Below, we outline the important issues that should be considered when starting your business and their impact on choosing how to structure your business.
Cost of training / operation
While the cost of registration is very similar regardless of which option you choose, each structure has a different level of cost to train and maintain. A sole proprietorship is the cheapest and easiest structure not only to form, but also to maintain and operate. This makes it the most common choice.

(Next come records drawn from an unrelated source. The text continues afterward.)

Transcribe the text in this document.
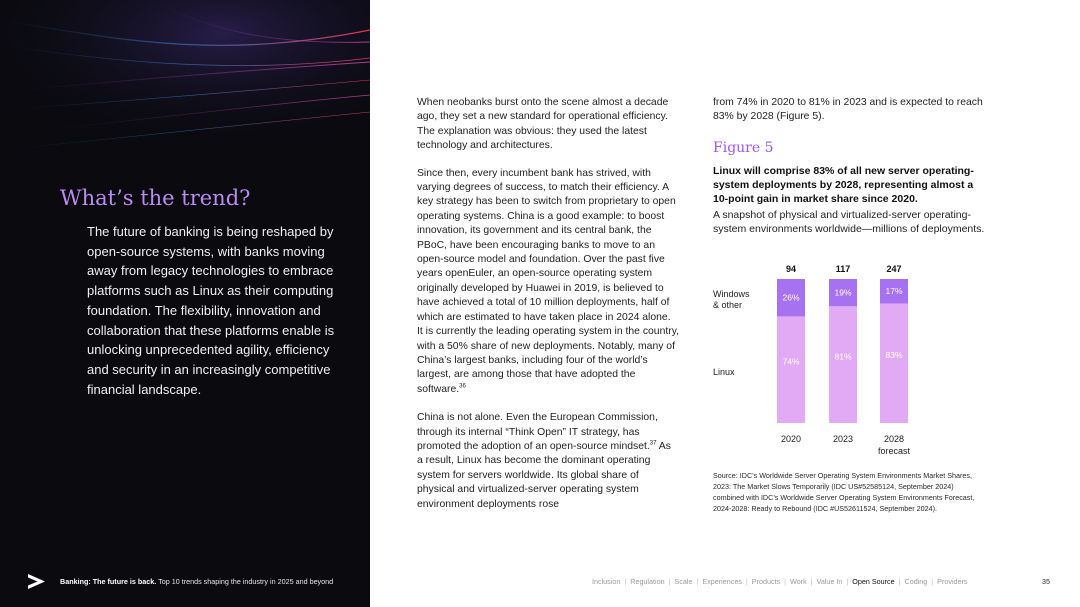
What’s the trend?

The future of banking is being reshaped by open-source systems, with banks moving away from legacy technologies to embrace platforms such as Linux as their computing foundation. The flexibility, innovation and collaboration that these platforms enable is unlocking unprecedented agility, efficiency and security in an increasingly competitive financial landscape.

Banking: The future is back. Top 10 trends shaping the industry in 2025 and beyond

When neobanks burst onto the scene almost a decade ago, they set a new standard for operational efficiency. The explanation was obvious: they used the latest technology and architectures.

Since then, every incumbent bank has strived, with varying degrees of success, to match their efficiency. A key strategy has been to switch from proprietary to open operating systems. China is a good example: to boost innovation, its government and its central bank, the PBoC, have been encouraging banks to move to an open-source model and foundation. Over the past five years openEuler, an open-source operating system originally developed by Huawei in 2019, is believed to have achieved a total of 10 million deployments, half of which are estimated to have taken place in 2024 alone. It is currently the leading operating system in the country, with a 50% share of new deployments. Notably, many of China’s largest banks, including four of the world’s largest, are among those that have adopted the software.$^{36}$

China is not alone. Even the European Commission, through its internal “Think Open” IT strategy, has promoted the adoption of an open-source mindset.$^{37}$ As a result, Linux has become the dominant operating system for servers worldwide. Its global share of physical and virtualized-server operating system environment deployments rose

from 74% in 2020 to 81% in 2023 and is expected to reach 83% by 2028 (Figure 5).

Figure 5
Linux will comprise 83% of all new server operating-system deployments by 2028, representing almost a 10-point gain in market share since 2020.
A snapshot of physical and virtualized-server operating-system environments worldwide—millions of deployments.
Windows
& other
Linux
26%
74%
94
2020
19%
81%
117
2023
17%
83%
247
2028
forecast
Source: IDC’s Worldwide Server Operating System Environments Market Shares, 2023: The Market Slows Temporarily (IDC US#52585124, September 2024) combined with IDC’s Worldwide Server Operating System Environments Forecast, 2024-2028: Ready to Rebound (IDC #US52611524, September 2024).
Inclusion | Regulation | Scale | Experiences | Products | Work | Value In | Open Source | Coding | Providers	35
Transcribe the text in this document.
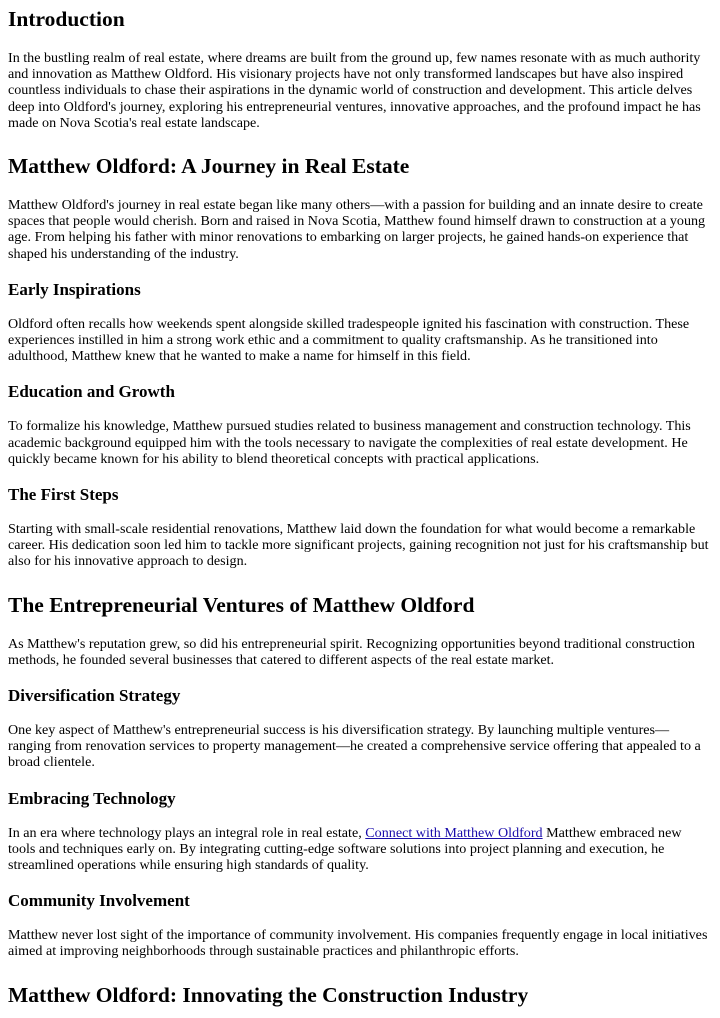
Introduction

In the bustling realm of real estate, where dreams are built from the ground up, few names resonate with as much authority and innovation as Matthew Oldford. His visionary projects have not only transformed landscapes but have also inspired countless individuals to chase their aspirations in the dynamic world of construction and development. This article delves deep into Oldford's journey, exploring his entrepreneurial ventures, innovative approaches, and the profound impact he has made on Nova Scotia's real estate landscape.

Matthew Oldford: A Journey in Real Estate

Matthew Oldford's journey in real estate began like many others—with a passion for building and an innate desire to create spaces that people would cherish. Born and raised in Nova Scotia, Matthew found himself drawn to construction at a young age. From helping his father with minor renovations to embarking on larger projects, he gained hands-on experience that shaped his understanding of the industry.

Early Inspirations

Oldford often recalls how weekends spent alongside skilled tradespeople ignited his fascination with construction. These experiences instilled in him a strong work ethic and a commitment to quality craftsmanship. As he transitioned into adulthood, Matthew knew that he wanted to make a name for himself in this field.

Education and Growth

To formalize his knowledge, Matthew pursued studies related to business management and construction technology. This academic background equipped him with the tools necessary to navigate the complexities of real estate development. He quickly became known for his ability to blend theoretical concepts with practical applications.

The First Steps

Starting with small-scale residential renovations, Matthew laid down the foundation for what would become a remarkable career. His dedication soon led him to tackle more significant projects, gaining recognition not just for his craftsmanship but also for his innovative approach to design.

The Entrepreneurial Ventures of Matthew Oldford

As Matthew's reputation grew, so did his entrepreneurial spirit. Recognizing opportunities beyond traditional construction methods, he founded several businesses that catered to different aspects of the real estate market.

Diversification Strategy

One key aspect of Matthew's entrepreneurial success is his diversification strategy. By launching multiple ventures—ranging from renovation services to property management—he created a comprehensive service offering that appealed to a broad clientele.

Embracing Technology

In an era where technology plays an integral role in real estate, Connect with Matthew Oldford Matthew embraced new tools and techniques early on. By integrating cutting-edge software solutions into project planning and execution, he streamlined operations while ensuring high standards of quality.

Community Involvement

Matthew never lost sight of the importance of community involvement. His companies frequently engage in local initiatives aimed at improving neighborhoods through sustainable practices and philanthropic efforts.

Matthew Oldford: Innovating the Construction Industry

A company will cost more to train and operate, but still offers a relatively low start-up cost. An LLC is the most expensive option to operate due to the cost of compliance.
While start-up and operating costs are significant, they cannot be the only factor in the decision.
Legal liability is one of the most important issues to consider when choosing a business structure. Your personal liability depends on the structure you choose, so you should assess the level of risk associated with the business and the protection offered by each structure.
A sole proprietorship does not offer liability protection, so if the level of risk with the business is determined to be high, this is probably not the best option.
An S-Corp or C-Corp offers much more protection to shareholders, and an LLC offers the highest level of liability protection to owners, also known as members.
The tax implications of a business structure can be complex, and you should fully understand what they are for each option.
A sole proprietorship is not a separate legal entity from the owner, which means that the income from the business goes directly into the owner’s personal income tax return. There is no separate tax return for the business.
Corporations and LLCs are flow-through entities, so the income of the business is passed on to shareholders or members. It also eliminates the separate business income tax.
For a C-Corp, there are taxes at the entity and shareholder level, but for an S-Corp, there is usually no federal income tax at the entity level.
For S-Corps and LLCs, income is taxed at the shareholder or member level regardless of cash distributions.
There are a few more points of differentiation between an S-Corp, C-Corp or LLC.
All these options allow companies to offer share grants to employees; however, stock awards must be structured differently for an LLC and can be more complex.
An S-Corp is limited to the issuance of a single class of shares. They cannot issue preferred shares to shareholders. They are also limited in number and type of shareholders. S-Corps cannot have more than 100 shareholders and they must be individuals, estates or qualifying trusts.
An LLC offers more flexibility with respect to the number of members and can issue multiple classes of shares.
An LLC can be more difficult to find investors because of the tax and regulatory issues associated with the structure. You may also need to convert to a company afterwards if you are considering an IPO.
Deciding on the structure of your business is a very complex question. Legal and tax advice along the way is essential in making the right decision for you and your business.